For the remaining question I still struggle, maybe can you help further or @digital0677595534, maybe you have now more clarity on the code?

Thanks a lot!

I think I understand it more or less now, although understanding it has become less necessary due to the lessons after this.

Which parts do you not understand?

Hi! Thanks for answering.

The part I am not understanding are:

  • what is the URL + the request and the their purpose? How are they populated ? This is my main question because after I think I could make some console.log to understand better the other part of the code
  • is their a sort of hieracchie in route object? Meaning are ‘/users/:username’ and ‘/users’ linked for instance ?
  • for functions function getOrCreateUser and createArticle why do we assign the username / requestArticle with the request. body + the component of the body? Why not only one or the other?

It would be a huge help if you’re able to answer me :slight_smile:

Let’s start by saying I’m definitely no expert and you probably need someone who understands it better than I do.
Second, if you are doing the course “Create Back-end app with javascript”, I wouldn’t worry too much either, since the whole idea of getting/putting/deleting info from your database gets explained much better in the lessons that follow, compared to this exercise that was needlessly confusing in my opinion.

I’ll try to answer your questions though as good as i can:
-what is the url?
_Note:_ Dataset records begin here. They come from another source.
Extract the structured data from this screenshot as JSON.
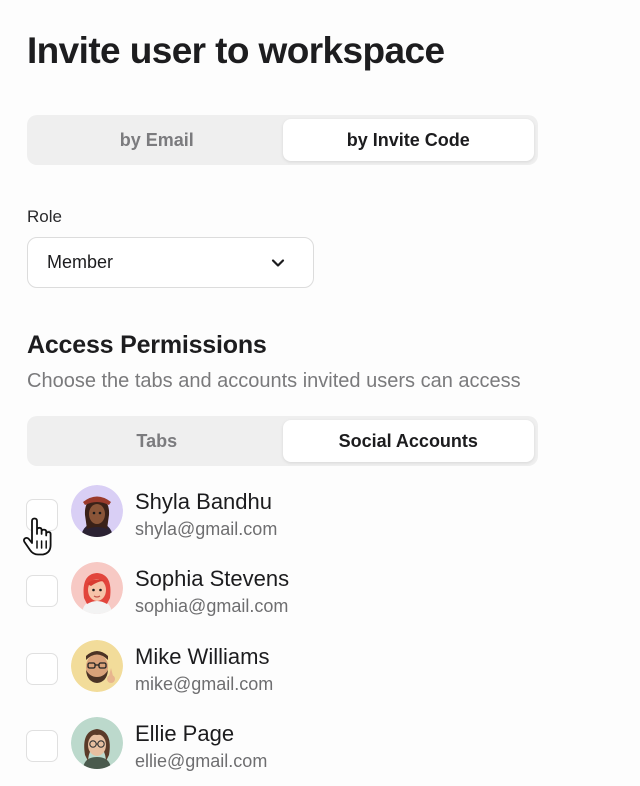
{
  "page": {
    "title": "Invite user to workspace"
  },
  "invite_method": {
    "options": [
      {
        "label": "by Email",
        "active": false
      },
      {
        "label": "by Invite Code",
        "active": true
      }
    ]
  },
  "role": {
    "label": "Role",
    "value": "Member",
    "icon": "chevron-down-icon"
  },
  "access": {
    "title": "Access Permissions",
    "subtitle": "Choose the tabs and accounts invited users can access",
    "tabs": [
      {
        "label": "Tabs",
        "active": false
      },
      {
        "label": "Social Accounts",
        "active": true
      }
    ]
  },
  "accounts": [
    {
      "name": "Shyla Bandhu",
      "email": "shyla@gmail.com",
      "checked": false,
      "avatar_color": "#d9cff5"
    },
    {
      "name": "Sophia Stevens",
      "email": "sophia@gmail.com",
      "checked": false,
      "avatar_color": "#f7c9c4"
    },
    {
      "name": "Mike Williams",
      "email": "mike@gmail.com",
      "checked": false,
      "avatar_color": "#f2dc9a"
    },
    {
      "name": "Ellie Page",
      "email": "ellie@gmail.com",
      "checked": false,
      "avatar_color": "#bcd9cc"
    }
  ],
  "colors": {
    "segment_bg": "#efefef",
    "segment_active": "#ffffff",
    "text_primary": "#1c1c1e",
    "text_muted": "#7a7a7c"
  }
}
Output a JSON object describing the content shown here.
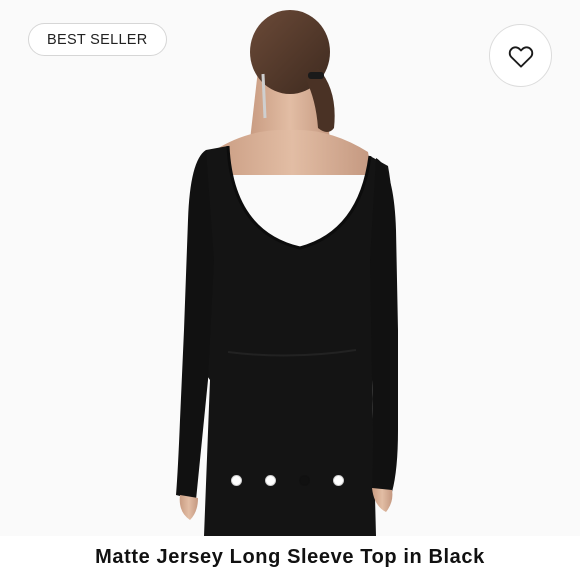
{
  "badge": {
    "label": "BEST SELLER"
  },
  "favorite": {
    "icon": "heart-outline-icon"
  },
  "carousel": {
    "total": 4,
    "active_index": 2
  },
  "product": {
    "title": "Matte Jersey Long Sleeve Top in Black"
  },
  "colors": {
    "garment": "#141414",
    "skin": "#d9b39a",
    "hair": "#5a3f30",
    "background": "#fafafa"
  }
}
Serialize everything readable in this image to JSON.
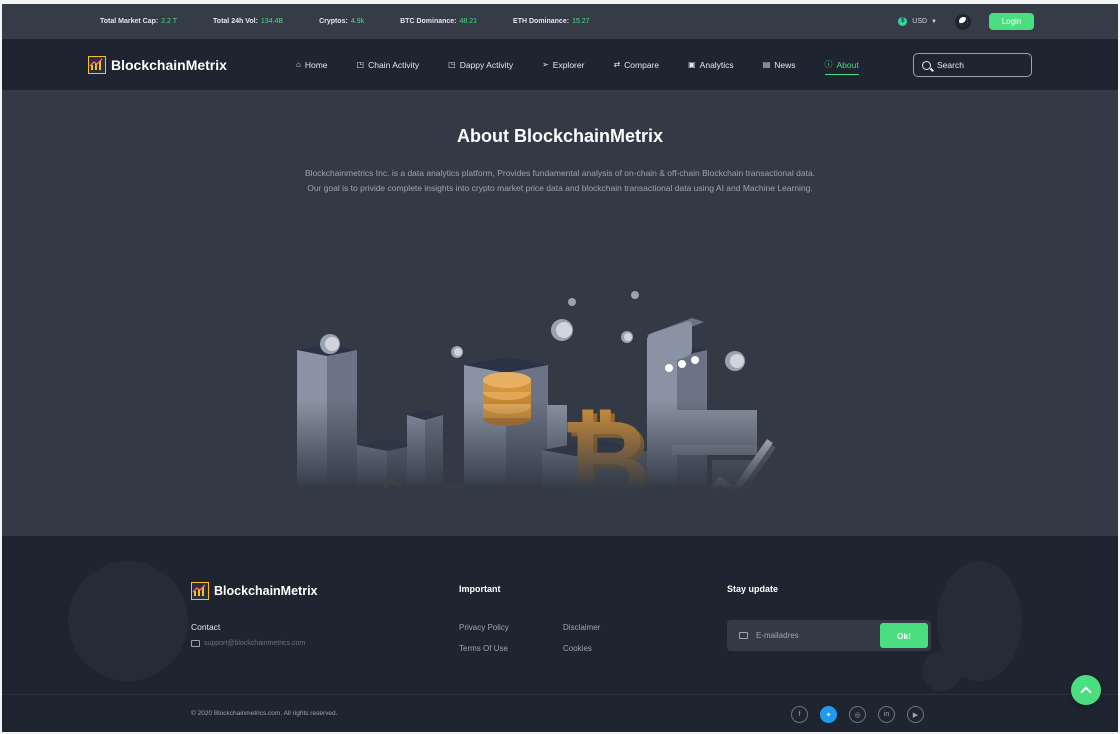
{
  "ticker": {
    "stats": [
      {
        "label": "Total Market Cap:",
        "value": "2.2 T"
      },
      {
        "label": "Total 24h Vol:",
        "value": "134.4B"
      },
      {
        "label": "Cryptos:",
        "value": "4.9k"
      },
      {
        "label": "BTC Dominance:",
        "value": "48.21"
      },
      {
        "label": "ETH Dominance:",
        "value": "15.27"
      }
    ],
    "currency": "USD",
    "login_label": "Login"
  },
  "nav": {
    "brand": "BlockchainMetrix",
    "items": [
      {
        "label": "Home",
        "icon": "home-icon"
      },
      {
        "label": "Chain Activity",
        "icon": "chart-box-icon"
      },
      {
        "label": "Dappy Activity",
        "icon": "chart-box-icon"
      },
      {
        "label": "Explorer",
        "icon": "send-icon"
      },
      {
        "label": "Compare",
        "icon": "swap-icon"
      },
      {
        "label": "Analytics",
        "icon": "analytics-icon"
      },
      {
        "label": "News",
        "icon": "news-icon"
      },
      {
        "label": "About",
        "icon": "info-icon",
        "active": true
      }
    ],
    "search_placeholder": "Search"
  },
  "hero": {
    "title": "About BlockchainMetrix",
    "description": "Blockchainmetrics Inc. is a data analytics platform, Provides fundamental analysis of on-chain & off-chain Blockchain transactional data. Our goal is to privide complete insights into crypto market price data and blockchain transactional data using AI and Machine Learning."
  },
  "footer": {
    "brand": "BlockchainMetrix",
    "contact_label": "Contact",
    "email": "support@blockchainmetrics.com",
    "important_label": "Important",
    "links": [
      "Privacy Policy",
      "Disclaimer",
      "Terms Of Use",
      "Cookies"
    ],
    "stay_label": "Stay update",
    "email_placeholder": "E-mailadres",
    "ok_label": "Ok!",
    "copyright": "© 2020 Blockchainmetrics.com. All rights reserved.",
    "socials": [
      "facebook-icon",
      "twitter-icon",
      "instagram-icon",
      "linkedin-icon",
      "youtube-icon"
    ]
  },
  "colors": {
    "accent": "#4ade80",
    "background": "#333a46",
    "navbar": "#1e2430",
    "footer": "#1f2530",
    "bitcoin": "#d4943a"
  }
}
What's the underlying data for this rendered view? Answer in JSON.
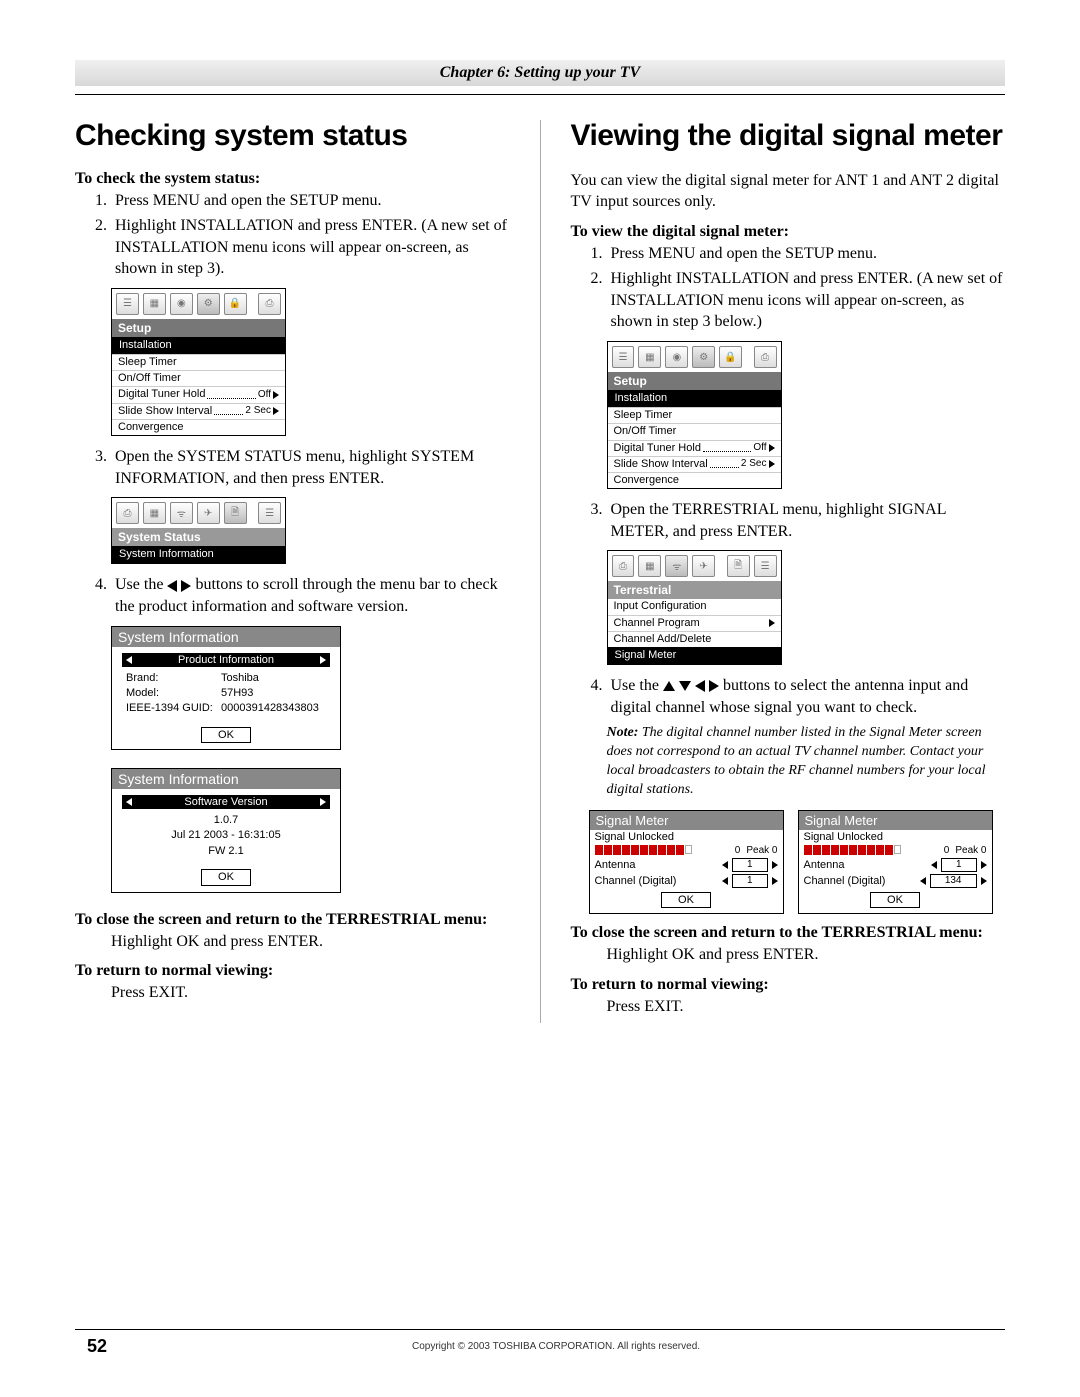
{
  "chapter": "Chapter 6: Setting up your TV",
  "left": {
    "h1": "Checking system status",
    "lead1": "To check the system status:",
    "steps1": [
      "Press MENU and open the SETUP menu.",
      "Highlight INSTALLATION and press ENTER. (A new set of INSTALLATION menu icons will appear on-screen, as shown in step 3)."
    ],
    "step3": "Open the SYSTEM STATUS menu, highlight SYSTEM INFORMATION, and then press ENTER.",
    "step4a": "Use the ",
    "step4b": " buttons to scroll through the menu bar to check the product information and software version.",
    "close_lead": "To close the screen and return to the TERRESTRIAL menu:",
    "close_body": "Highlight OK and press ENTER.",
    "return_lead": "To return to normal viewing:",
    "return_body": "Press EXIT."
  },
  "right": {
    "h1": "Viewing the digital signal meter",
    "intro": "You can view the digital signal meter for ANT 1 and ANT 2 digital TV input sources only.",
    "lead1": "To view the digital signal meter:",
    "steps1": [
      "Press MENU and open the SETUP menu.",
      "Highlight INSTALLATION and press ENTER. (A new set of INSTALLATION menu icons will appear on-screen, as shown in step 3 below.)"
    ],
    "step3": "Open the TERRESTRIAL menu, highlight SIGNAL METER, and press ENTER.",
    "step4a": "Use the ",
    "step4b": " buttons to select the antenna input and digital channel whose signal you want to check.",
    "note_label": "Note:",
    "note_body": " The digital channel number listed in the Signal Meter screen does not correspond to an actual TV channel number. Contact your local broadcasters to obtain the RF channel numbers for your local digital stations.",
    "close_lead": "To close the screen and return to the TERRESTRIAL menu:",
    "close_body": "Highlight OK and press ENTER.",
    "return_lead": "To return to normal viewing:",
    "return_body": "Press EXIT."
  },
  "setup_menu": {
    "title": "Setup",
    "installation": "Installation",
    "rows": [
      {
        "label": "Sleep Timer"
      },
      {
        "label": "On/Off Timer"
      },
      {
        "label": "Digital Tuner Hold",
        "dots": true,
        "val": "Off",
        "arrow": true
      },
      {
        "label": "Slide Show Interval",
        "dots": true,
        "val": "2 Sec",
        "arrow": true
      },
      {
        "label": "Convergence"
      }
    ]
  },
  "status_menu": {
    "title": "System Status",
    "row": "System Information"
  },
  "terrestrial_menu": {
    "title": "Terrestrial",
    "rows": [
      "Input Configuration",
      "Channel Program",
      "Channel Add/Delete"
    ],
    "program_arrow": true,
    "highlight": "Signal Meter"
  },
  "sysinfo1": {
    "title": "System Information",
    "sub": "Product Information",
    "brand_k": "Brand:",
    "brand_v": "Toshiba",
    "model_k": "Model:",
    "model_v": "57H93",
    "guid_k": "IEEE-1394 GUID:",
    "guid_v": "0000391428343803",
    "ok": "OK"
  },
  "sysinfo2": {
    "title": "System Information",
    "sub": "Software Version",
    "l1": "1.0.7",
    "l2": "Jul 21 2003 - 16:31:05",
    "l3": "FW 2.1",
    "ok": "OK"
  },
  "meter1": {
    "title": "Signal Meter",
    "status": "Signal Unlocked",
    "zero": "0",
    "peak": "Peak  0",
    "antenna": "Antenna",
    "antenna_v": "1",
    "channel": "Channel (Digital)",
    "channel_v": "1",
    "ok": "OK"
  },
  "meter2": {
    "title": "Signal Meter",
    "status": "Signal Unlocked",
    "zero": "0",
    "peak": "Peak  0",
    "antenna": "Antenna",
    "antenna_v": "1",
    "channel": "Channel (Digital)",
    "channel_v": "134",
    "ok": "OK"
  },
  "footer": {
    "page": "52",
    "copy": "Copyright © 2003 TOSHIBA CORPORATION. All rights reserved."
  }
}
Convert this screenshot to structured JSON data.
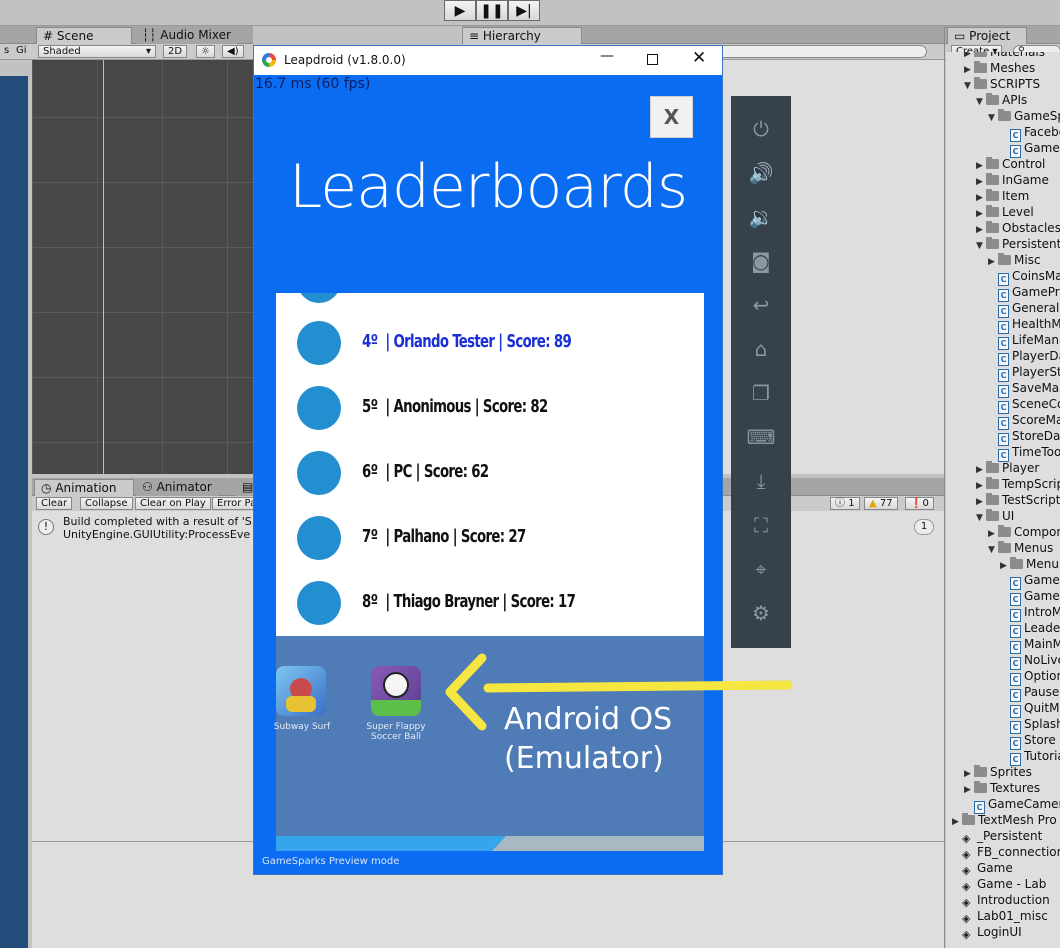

Doesn’t really matter I think what it is exactly, by which I mean it could “www.example.com” or “www.anotherexample.com”+“your path”, with your path being ‘/users’ or ‘/users/:username’, depending on what you’re working on.
So its purpose would be it contains information to handle your request.
www.example.com/users/user123 tells you you want to do something with user123.

-what is the request? Honestly i don’t know yet exactly, all I do know it contains more info, like when you make post request, the info you are trying to add is in the request.body.

-are ‘/users/:username’ and ‘/users’ linked? yes they are, I don’t know what more I can say about this.

-for the third thing: I don’t know why they use “&&” operator exactly, but I can tell you how it works, it basically the opposite of how a “||” would work in the same statement.

for || : if you have let article = x || y;
your article will be equal to x, as long as x is “thruthy” (so not null or non-existent or false), otherwise it will be y.

the && works the other way around:
if you have let article = x && y, this means your article will be x if x is not not truthy, if it is though, your article equals y.

From your example:
const username = request.body && request.body.username;
If all works well in this example, your ‘username’ equals request.body.username, if for some reason there is a problem with your request and your request.body is null(so you most likely made a request but forgot to add info or added wrong info), your “username” will equal request.body, which would be null.

It’s not the best explanation you will read here, but I hope I could help you a little.